Niezwykła "akcja serce". Rządowy Jak-40 pomógł w przetransportowaniu serca do przeszczepu dla 53-letniej kobiety z ciężkim pozawałowym uszkodzeniem serca. Operacja odbyła się w nocy w Śląskim Centrum Chorób Serca w Zabrzu. Gdy lotnicy 36. Specjalnego Pułku Lotnictwa Transportowego dowiedzieli się, że potrzebna jest pomoc w przewiezieniu organu do przeszczepu, stanęli na wysokości zadania. Wojsko pomaga w taki sposób lekarzom już 25 lat.
Kardiochirurdzy ze Śląskiego Centrum Chorób Serca w Zabrzu w nocy ze środy na czwartek dokonali drugiego w tym roku przeszczepu serca w tym ośrodku. Operacja nie byłaby możliwa, gdyby nie pomoc wojska, które dostarczyło organ z Warszawy do Katowic rządowym Jakiem-40.
Na przeszczep od listopada czekała w Zabrzu 53-letnia kobieta z ciężkim pozawałowym uszkodzeniem serca.
Udana operacja
- Lekarze z kliniki kardiochirurgii w Katowicach poprosili nas o pomoc w transporcie serca - mówił na antenie TVN24 płk Robert Kupracz, rzecznik Dowództwa Sił Powietrznych.
Organ do transplantacji pobrano u dawcy w Warszawie. Samolot 36. Specjalnego Pułku Lotnictwa Transportowego zawiózł tam z Katowic ekipę medyczną, która z pobranym sercem, tym samym samolotem, wróciła na Śląsk.
- O 21.11 samolot wystartował z Warszawy. Po 40 minutach wylądował w Katowicach. Zabrał zespół transplantologów o 22.19 wystartował z powrotem - relacjonował.
Wojsko wspiera transplantologię
- Początek roku i kolejna już taka akcja pomocy to dobra okazja, by w imieniu pacjentów i transplantologów podziękować wojskom lotniczym za to, co robią dla polskiej transplantologii. Przeszczepy, gdzie w transporcie bierze udział wojsko, zawsze należą do najlepiej zorganizowanych - ocenił szef zabrzańskiego ośrodka, prof.

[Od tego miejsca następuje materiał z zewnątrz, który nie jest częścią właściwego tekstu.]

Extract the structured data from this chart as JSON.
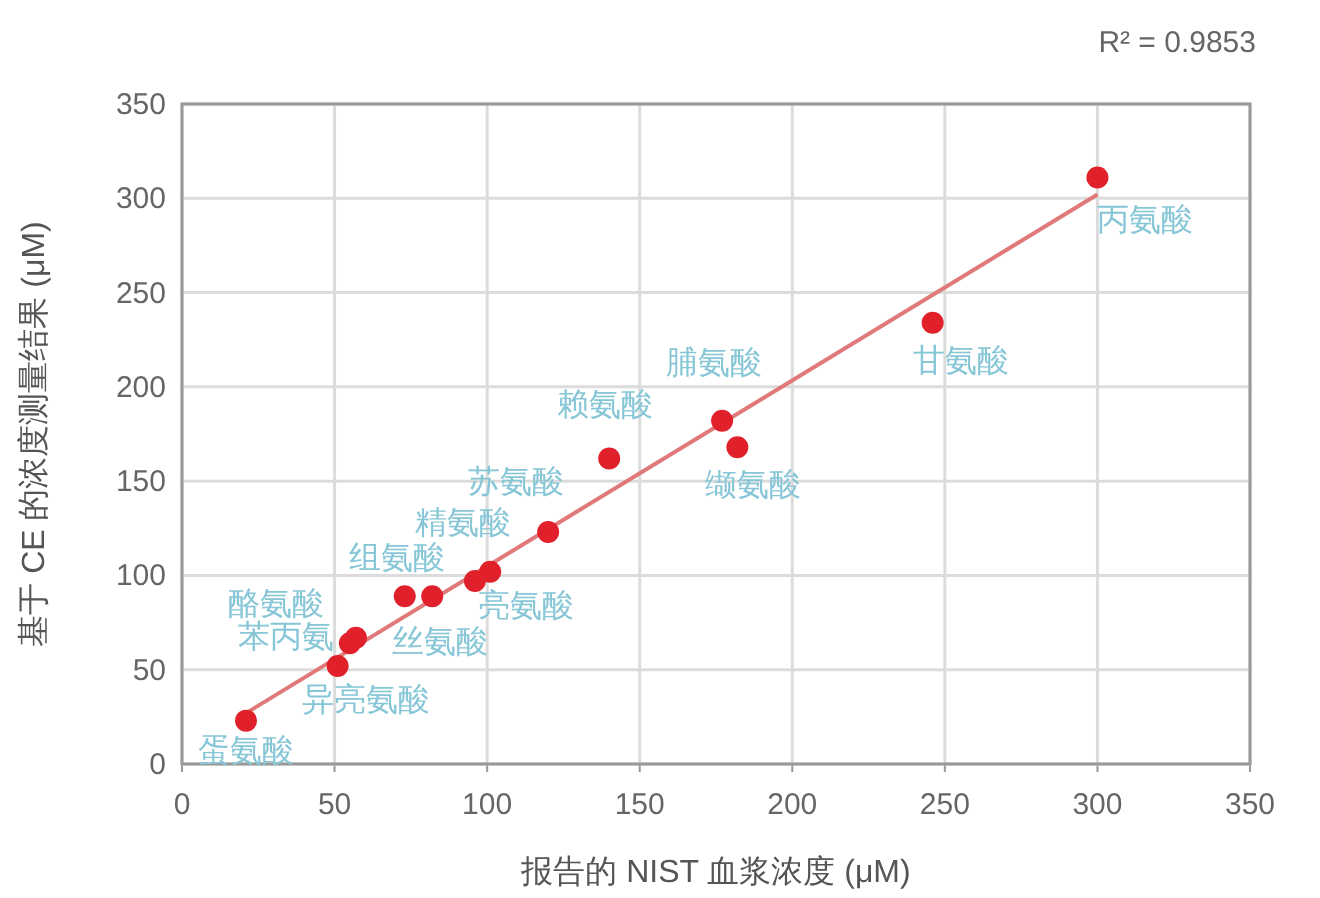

Marian Zembala.
- Sprawna organizacja i czas są w takich przypadkach niezwykle ważne, jakiekolwiek opóźnienie może przekreślić szanse na dokonanie przeszczepu. W przypadku serca maksymalny czas od pobrania organu do wykonania przeszczepu to 4 godziny - czas niedokrwienia nie może być dłuższy. Dla płuc jest to 6 godzin, dla wątroby 8, dla nerek 12 - tłumaczył prof. Zembala.
Umowa resortu zdrowia i MON
Lotnictwo wojskowe pomaga transplantologom na podstawie umowy, zawartej między resortami zdrowia i obrony narodowej. Ośrodki medyczne płacą za te usługi, ale znacznie mniej, niż gdyby musiały korzystać z usług prywatnych firm (co także ma miejsce) - wówczas kosztuje to ok. 15-20 tys. zł - to ok. 20 proc. kosztów całej operacji i utrzymania pacjenta przez miesiąc.
Obecnie trwają rozmowy na temat nowej umowy resortu zdrowia z wojskiem, wszystko jednak wskazuje na to, że koszty zaangażowania wojskowych maszyn w transport organów do przeszczepów nadal będą znacząco niższe od komercyjnych. Szef zabrzańskiego ośrodka podkreślił, że jest pod olbrzymim wrażeniem profesjonalizmu wojskowych pilotów, organizacji oraz ich zaangażowania w tego typu akcje.
Pomysł prof. Religi
"Akcja Serce" w której uczestniczy Wojsko Polskie trwa ponad 25 lat. Pierwszy transport wykonano w 1985 na prośbę prof. Zbigniewa Religi. Jak szacował rzecznik, takie loty wykonuje się kilkanaście razy w roku.